Come si sviluppa la malattia parodontale?

Si parla di gengive sane quando presentano un colore rosa pallido e un aspetto compatto, prive di sanguinamenti al momento dello spazzolamento e della pulizia interdentale. Un tessuto gengivale infiammato, invece, è caratterizzato da arrossamento, gonfiore e sanguinamento: questo è il caso della gengivite. La cosiddetta placca batterica si forma costantemente sui denti. Se non si esegue una corretta igiene orale, la placca si deposita tra i denti e lungo la linea gengivale causando l’infiammazione gengivale. L’infiammazione gengivale si evolve così  in parodontite,  tramite un processo lento che spesso passa inosservato e indolore.

Se la placca batterica non viene rimossa, infatti, cresce accumulandosi nel solco gengivale dove lo spazzolino e lo scovolino non riescono ad arrivare. Sulla superficie radicolare del dente la placca s’indurisce diventando tartaro con una superficie grezza,  dove i batteri possono aderire più facilmente. Perdurando tale condizione, il supporto osseo si decompone gradualmente e il dente perde sempre più il suo attacco, fino a cadere.

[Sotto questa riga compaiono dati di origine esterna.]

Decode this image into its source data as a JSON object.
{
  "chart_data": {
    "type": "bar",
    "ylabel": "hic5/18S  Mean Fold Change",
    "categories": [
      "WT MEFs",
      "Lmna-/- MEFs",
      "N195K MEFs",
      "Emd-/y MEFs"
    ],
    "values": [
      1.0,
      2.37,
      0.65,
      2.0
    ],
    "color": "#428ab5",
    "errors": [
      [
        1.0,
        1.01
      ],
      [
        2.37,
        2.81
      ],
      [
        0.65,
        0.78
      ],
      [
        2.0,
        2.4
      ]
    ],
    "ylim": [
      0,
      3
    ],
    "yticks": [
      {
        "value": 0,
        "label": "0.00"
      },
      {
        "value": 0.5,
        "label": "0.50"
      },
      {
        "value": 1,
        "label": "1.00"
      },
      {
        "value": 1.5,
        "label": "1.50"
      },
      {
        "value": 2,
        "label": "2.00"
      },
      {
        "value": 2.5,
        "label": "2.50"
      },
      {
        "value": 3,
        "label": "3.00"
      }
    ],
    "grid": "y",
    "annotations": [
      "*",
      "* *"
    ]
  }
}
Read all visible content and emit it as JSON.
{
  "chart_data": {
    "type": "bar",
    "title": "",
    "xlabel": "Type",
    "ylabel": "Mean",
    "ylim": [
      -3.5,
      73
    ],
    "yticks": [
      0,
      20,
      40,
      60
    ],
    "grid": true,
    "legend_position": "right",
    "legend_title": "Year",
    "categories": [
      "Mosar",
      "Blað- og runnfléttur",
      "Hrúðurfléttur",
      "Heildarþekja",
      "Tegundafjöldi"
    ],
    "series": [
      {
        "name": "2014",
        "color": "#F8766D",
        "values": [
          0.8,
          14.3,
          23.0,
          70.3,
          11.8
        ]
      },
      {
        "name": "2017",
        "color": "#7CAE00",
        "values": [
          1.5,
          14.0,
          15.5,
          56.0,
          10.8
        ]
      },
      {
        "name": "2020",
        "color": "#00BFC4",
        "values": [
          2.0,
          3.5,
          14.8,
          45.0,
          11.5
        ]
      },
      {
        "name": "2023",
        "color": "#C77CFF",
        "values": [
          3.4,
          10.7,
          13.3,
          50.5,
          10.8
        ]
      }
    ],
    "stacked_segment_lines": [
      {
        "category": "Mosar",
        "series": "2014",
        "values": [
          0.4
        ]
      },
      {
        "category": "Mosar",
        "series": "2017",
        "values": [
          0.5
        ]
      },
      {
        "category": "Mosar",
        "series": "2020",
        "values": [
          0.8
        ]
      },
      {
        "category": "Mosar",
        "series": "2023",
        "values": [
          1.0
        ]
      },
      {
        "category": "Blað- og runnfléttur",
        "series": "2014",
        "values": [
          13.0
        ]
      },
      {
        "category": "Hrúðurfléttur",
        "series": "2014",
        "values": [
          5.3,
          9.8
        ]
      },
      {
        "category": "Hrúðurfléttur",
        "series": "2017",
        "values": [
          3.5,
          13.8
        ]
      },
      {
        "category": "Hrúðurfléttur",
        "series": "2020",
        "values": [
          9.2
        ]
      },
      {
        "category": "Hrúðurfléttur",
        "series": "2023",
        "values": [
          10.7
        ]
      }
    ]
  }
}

Qual è la terapia indicata?

Per arrestare tale patologia, le cure professionali (siano esse chirurgiche o non chirurgiche) sono d’obbligo, come è di grande importanza è la collaborazione tra il paziente e il dentista per un risultato ottimale e duraturo nel tempo anche a cure ultimate: visite di controllo periodiche, insieme ad un’accurata igiene domiciliare sono fondamentali per minimizzare le percentuali di recidive.